Of course, the problem is congregational singing - we won’t get many congregations to sing chant Propers, even in English. (If you want to try this route, the Anglican Use Gradual may be of use to you.) So, some folks are now looking to things like Tietze introit hymns and responsorial Communion antiphons that adapt the Gradual texts (or those in the Missal, which don’t always match) to an idiom more amenable to congregational singing.

A third route exists, though: treating the Gradual texts as additional “fodder” for music planning ideas. NPM is getting into this act; notice the ones marked “E” for “Entrance antiphon”. (More often than not, of course, this refers to what is in the Missal.)


At Tuesday, June 27, 2006 7:57:00 AM, Blogger Jeffrey Tucker said...

Of course you are right. This is the great oversight in the last 40 years in Catholic music. Not 1 in 100 directors of music in parishes know this. The great educational task of our times is draw attention to this truth.

At Tuesday, June 27, 2006 3:40:00 PM, Anonymous Robert W. Clayton said...


The Rev. Samuel F. Weber, OSB
Wake Forest University
The Divinity School, Box 7719
Winston-Salem, NC 27109-7719
Ph: 336.758.4289; E-mail

At Wednesday, June 28, 2006 10:51:00 AM, Blogger Brian Michael Page said...

Sometimes you can find a good solid established hymn that is close to a proper. It doesn't always work that way, but in a society that seems to be locked into hymns (at least for now, hopefully not much longer), I had no problem with programming "Gift of Finest Wheat" as the opening (not gathering) hymn for Corpus Christi, as the Introit and the hymns refrain match rather well (give or take the honey).


At Wednesday, June 28, 2006 11:02:00 PM, Anonymous Father Klingele said...

The following book contains an interesting proposal to set the Introit to metrical tunes: "Hymn Introits for the Liturgical Year: The Origin and Early Development of the Latin Texts" by Christoph Tietze.

At Thursday, June 29, 2006 4:59:00 PM, Blogger Cantor said...


I know well of Fr.
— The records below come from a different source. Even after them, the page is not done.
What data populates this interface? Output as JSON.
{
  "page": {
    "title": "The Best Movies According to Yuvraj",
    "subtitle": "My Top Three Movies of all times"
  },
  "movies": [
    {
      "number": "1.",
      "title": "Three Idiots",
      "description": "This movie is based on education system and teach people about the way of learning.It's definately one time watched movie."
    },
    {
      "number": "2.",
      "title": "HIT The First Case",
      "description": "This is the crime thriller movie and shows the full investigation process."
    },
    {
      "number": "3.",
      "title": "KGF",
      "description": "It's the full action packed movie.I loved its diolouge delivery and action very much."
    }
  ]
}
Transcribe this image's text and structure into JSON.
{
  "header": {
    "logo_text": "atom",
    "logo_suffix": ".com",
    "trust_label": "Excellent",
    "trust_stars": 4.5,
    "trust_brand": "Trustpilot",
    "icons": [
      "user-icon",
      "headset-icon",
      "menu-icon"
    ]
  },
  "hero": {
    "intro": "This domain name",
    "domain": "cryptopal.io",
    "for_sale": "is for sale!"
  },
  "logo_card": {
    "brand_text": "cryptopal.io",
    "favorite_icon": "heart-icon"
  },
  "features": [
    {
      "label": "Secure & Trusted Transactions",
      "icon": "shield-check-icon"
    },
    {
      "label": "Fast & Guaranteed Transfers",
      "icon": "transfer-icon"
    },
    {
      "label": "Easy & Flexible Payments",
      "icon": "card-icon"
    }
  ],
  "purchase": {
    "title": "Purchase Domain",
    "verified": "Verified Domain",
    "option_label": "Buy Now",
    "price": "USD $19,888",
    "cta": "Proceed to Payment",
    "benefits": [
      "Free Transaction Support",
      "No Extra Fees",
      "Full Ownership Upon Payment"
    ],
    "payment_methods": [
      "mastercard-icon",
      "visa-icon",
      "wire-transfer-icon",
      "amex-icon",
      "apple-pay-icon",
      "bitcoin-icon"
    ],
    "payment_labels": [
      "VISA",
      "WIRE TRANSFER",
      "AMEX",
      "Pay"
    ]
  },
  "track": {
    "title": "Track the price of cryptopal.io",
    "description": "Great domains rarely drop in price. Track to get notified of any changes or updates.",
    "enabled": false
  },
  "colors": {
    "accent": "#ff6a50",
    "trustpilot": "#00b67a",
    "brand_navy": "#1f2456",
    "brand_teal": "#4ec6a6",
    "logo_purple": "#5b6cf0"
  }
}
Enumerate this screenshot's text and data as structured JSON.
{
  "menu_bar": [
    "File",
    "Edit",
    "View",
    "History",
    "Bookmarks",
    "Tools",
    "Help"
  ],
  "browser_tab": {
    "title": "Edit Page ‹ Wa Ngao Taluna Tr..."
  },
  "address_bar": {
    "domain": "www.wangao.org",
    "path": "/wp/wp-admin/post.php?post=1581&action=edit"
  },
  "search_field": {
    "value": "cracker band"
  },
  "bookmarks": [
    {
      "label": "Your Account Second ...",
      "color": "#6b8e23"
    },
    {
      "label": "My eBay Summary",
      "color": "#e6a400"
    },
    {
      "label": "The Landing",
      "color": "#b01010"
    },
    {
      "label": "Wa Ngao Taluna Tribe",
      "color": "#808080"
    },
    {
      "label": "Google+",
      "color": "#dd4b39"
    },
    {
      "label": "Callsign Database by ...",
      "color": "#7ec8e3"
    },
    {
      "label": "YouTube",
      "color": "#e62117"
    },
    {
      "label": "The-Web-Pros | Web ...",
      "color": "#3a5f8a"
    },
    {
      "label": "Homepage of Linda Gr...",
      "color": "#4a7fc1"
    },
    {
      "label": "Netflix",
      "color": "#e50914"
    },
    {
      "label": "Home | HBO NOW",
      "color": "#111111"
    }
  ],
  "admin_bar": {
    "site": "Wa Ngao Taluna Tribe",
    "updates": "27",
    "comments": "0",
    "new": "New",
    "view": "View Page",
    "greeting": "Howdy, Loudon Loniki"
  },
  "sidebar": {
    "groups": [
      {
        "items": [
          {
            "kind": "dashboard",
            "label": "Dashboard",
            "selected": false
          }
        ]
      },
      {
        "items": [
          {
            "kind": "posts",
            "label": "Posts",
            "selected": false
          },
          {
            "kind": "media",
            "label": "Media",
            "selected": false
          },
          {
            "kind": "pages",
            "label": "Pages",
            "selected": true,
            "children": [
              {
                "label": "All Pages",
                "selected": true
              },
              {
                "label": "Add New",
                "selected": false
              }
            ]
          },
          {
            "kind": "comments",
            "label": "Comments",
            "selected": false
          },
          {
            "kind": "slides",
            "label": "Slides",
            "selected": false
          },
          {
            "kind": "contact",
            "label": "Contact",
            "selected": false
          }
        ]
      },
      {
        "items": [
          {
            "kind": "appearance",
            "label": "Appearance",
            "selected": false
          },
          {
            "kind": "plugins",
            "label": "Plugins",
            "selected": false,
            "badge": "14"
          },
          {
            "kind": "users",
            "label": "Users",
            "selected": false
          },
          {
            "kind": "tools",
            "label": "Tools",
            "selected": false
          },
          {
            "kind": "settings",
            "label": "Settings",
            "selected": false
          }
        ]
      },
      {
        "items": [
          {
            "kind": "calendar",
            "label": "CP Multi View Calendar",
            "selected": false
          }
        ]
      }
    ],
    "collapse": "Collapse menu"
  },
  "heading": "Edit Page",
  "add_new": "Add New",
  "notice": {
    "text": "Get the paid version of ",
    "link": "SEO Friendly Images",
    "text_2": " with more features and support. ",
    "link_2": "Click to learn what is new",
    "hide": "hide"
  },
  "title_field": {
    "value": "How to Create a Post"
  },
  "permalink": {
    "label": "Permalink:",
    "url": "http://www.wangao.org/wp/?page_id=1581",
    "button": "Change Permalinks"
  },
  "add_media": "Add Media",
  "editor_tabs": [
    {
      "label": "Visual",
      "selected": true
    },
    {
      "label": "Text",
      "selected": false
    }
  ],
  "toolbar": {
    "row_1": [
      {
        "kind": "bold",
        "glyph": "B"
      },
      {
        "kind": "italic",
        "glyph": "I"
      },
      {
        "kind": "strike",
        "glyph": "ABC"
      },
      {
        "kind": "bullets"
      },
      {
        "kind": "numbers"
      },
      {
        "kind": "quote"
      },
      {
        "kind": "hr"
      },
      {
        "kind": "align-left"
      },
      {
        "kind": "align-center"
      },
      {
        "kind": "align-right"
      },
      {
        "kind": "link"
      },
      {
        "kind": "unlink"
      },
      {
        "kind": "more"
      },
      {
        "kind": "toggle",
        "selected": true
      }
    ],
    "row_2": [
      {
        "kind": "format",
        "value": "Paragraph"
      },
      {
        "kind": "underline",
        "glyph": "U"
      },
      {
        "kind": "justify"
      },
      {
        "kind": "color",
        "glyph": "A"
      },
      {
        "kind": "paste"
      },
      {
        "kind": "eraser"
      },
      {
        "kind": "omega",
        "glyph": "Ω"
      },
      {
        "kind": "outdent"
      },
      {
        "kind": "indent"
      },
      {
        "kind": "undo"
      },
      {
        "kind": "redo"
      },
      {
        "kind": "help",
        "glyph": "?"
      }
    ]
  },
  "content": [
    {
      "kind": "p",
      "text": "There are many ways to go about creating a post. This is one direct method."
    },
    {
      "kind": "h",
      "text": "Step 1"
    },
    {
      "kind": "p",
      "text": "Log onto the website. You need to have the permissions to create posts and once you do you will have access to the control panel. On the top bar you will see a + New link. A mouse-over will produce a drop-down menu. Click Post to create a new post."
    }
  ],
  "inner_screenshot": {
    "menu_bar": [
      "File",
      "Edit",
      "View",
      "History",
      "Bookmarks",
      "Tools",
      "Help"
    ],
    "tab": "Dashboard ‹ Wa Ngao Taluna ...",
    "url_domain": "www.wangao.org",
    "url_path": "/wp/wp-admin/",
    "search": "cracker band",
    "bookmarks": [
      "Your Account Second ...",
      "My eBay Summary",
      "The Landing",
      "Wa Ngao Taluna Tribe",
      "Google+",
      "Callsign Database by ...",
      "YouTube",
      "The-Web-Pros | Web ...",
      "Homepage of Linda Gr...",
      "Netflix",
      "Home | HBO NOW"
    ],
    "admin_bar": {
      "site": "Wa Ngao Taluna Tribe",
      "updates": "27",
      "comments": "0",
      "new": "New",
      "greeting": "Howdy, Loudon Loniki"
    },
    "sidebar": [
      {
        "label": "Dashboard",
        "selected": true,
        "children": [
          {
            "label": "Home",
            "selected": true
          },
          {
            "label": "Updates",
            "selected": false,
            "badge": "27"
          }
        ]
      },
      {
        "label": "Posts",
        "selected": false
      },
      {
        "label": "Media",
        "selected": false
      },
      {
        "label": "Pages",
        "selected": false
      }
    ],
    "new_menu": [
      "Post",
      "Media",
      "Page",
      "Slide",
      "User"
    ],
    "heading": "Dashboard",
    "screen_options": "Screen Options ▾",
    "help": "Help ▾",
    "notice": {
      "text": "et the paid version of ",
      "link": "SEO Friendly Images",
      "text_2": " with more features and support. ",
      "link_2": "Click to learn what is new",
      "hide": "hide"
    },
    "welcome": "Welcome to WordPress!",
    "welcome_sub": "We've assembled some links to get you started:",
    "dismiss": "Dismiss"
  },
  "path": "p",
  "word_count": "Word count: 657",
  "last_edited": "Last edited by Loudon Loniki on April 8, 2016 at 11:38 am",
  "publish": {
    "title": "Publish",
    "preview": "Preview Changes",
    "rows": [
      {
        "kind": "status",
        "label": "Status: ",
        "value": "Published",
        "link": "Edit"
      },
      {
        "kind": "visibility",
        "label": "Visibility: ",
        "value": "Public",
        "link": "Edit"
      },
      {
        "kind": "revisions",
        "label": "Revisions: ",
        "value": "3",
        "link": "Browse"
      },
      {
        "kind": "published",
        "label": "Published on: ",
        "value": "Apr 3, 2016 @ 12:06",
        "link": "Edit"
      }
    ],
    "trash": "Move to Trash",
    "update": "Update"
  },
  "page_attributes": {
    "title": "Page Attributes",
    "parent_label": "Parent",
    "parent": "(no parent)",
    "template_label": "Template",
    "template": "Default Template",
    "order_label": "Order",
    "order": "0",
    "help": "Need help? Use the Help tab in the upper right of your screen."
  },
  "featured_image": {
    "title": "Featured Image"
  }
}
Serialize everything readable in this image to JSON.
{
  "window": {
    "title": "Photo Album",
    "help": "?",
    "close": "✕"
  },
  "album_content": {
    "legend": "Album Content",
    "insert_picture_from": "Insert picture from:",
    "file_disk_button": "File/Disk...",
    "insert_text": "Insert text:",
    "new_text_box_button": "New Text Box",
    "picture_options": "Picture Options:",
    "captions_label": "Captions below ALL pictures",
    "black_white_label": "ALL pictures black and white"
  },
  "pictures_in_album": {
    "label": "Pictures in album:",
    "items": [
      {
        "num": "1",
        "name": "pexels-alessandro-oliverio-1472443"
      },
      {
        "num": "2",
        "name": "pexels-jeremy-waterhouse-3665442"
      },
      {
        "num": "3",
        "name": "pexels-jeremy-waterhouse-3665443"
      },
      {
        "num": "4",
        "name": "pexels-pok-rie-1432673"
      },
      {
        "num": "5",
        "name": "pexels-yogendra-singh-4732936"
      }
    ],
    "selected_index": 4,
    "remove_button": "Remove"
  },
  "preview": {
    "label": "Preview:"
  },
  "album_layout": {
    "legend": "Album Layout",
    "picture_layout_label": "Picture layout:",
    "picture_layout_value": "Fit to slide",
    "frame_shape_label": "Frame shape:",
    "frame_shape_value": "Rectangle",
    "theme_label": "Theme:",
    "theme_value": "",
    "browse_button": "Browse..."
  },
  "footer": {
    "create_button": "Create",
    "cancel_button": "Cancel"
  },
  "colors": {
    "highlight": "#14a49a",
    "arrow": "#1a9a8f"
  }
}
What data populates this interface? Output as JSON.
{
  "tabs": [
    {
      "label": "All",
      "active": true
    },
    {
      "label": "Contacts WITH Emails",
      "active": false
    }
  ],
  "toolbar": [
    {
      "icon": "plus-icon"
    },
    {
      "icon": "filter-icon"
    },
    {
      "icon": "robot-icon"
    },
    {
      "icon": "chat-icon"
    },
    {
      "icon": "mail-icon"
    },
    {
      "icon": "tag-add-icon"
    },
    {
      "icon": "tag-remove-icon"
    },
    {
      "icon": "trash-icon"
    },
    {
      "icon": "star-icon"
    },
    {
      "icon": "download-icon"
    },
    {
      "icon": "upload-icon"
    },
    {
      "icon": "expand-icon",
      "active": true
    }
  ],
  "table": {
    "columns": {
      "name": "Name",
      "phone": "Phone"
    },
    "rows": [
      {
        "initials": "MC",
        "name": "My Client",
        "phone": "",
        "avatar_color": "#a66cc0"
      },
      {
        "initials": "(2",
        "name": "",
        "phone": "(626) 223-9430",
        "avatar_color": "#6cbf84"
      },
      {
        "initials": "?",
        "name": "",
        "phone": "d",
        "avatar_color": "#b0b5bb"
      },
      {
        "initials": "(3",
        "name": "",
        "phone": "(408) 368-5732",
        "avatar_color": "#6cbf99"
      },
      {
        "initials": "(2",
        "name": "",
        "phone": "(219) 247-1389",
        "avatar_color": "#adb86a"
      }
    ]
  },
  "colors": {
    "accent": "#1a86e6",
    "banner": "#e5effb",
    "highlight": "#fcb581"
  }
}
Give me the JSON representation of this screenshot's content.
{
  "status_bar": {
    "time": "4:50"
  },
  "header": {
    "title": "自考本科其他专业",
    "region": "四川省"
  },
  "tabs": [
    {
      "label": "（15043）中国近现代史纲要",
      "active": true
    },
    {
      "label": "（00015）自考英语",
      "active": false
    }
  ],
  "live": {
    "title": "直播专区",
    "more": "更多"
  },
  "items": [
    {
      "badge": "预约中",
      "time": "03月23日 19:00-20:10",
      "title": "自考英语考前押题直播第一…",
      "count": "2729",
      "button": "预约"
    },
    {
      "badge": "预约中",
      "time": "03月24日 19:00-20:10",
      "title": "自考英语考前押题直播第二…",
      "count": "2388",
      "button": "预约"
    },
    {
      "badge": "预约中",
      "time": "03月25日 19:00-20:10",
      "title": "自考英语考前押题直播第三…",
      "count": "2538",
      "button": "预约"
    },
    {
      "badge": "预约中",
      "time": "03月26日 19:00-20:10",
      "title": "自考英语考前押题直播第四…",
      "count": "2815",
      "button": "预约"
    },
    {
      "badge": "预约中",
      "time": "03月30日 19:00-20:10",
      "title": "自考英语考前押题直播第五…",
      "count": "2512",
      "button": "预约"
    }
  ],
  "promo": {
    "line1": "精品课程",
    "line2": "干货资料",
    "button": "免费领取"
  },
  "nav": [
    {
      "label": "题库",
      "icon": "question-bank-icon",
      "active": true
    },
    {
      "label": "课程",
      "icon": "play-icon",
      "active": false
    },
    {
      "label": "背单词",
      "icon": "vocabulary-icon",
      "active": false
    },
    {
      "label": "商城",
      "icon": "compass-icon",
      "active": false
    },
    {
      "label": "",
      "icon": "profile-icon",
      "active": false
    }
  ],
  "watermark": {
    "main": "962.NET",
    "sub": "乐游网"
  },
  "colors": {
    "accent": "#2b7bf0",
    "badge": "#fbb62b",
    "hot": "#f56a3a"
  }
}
Weber’s project, but he sacrifices the possibility of congregational singing.

My pie-in-the-sky ideal is that the people need not sing texts that change all the time - Introit, Offertory, Communion. However, this is too radical a stance, I think, to take much hold in a typical parish.

Fr. Klingele points out the Tietze introit hymns - this, as well as responsorial Communion antiphons, are workable solutions for having congregational singing.

Brian - yes, this idea led me this Sunday to kingship hymns. One nice thing I find in the propers are additional planning ideas.

At Tuesday, July 04, 2006 5:09:00 PM, Blogger ScholarChanter said...

Perhaps one solution is something that our Renaissance masters used: The propers can be chanted to a simple chant tone, then the chant can lead into the choir singing the proper.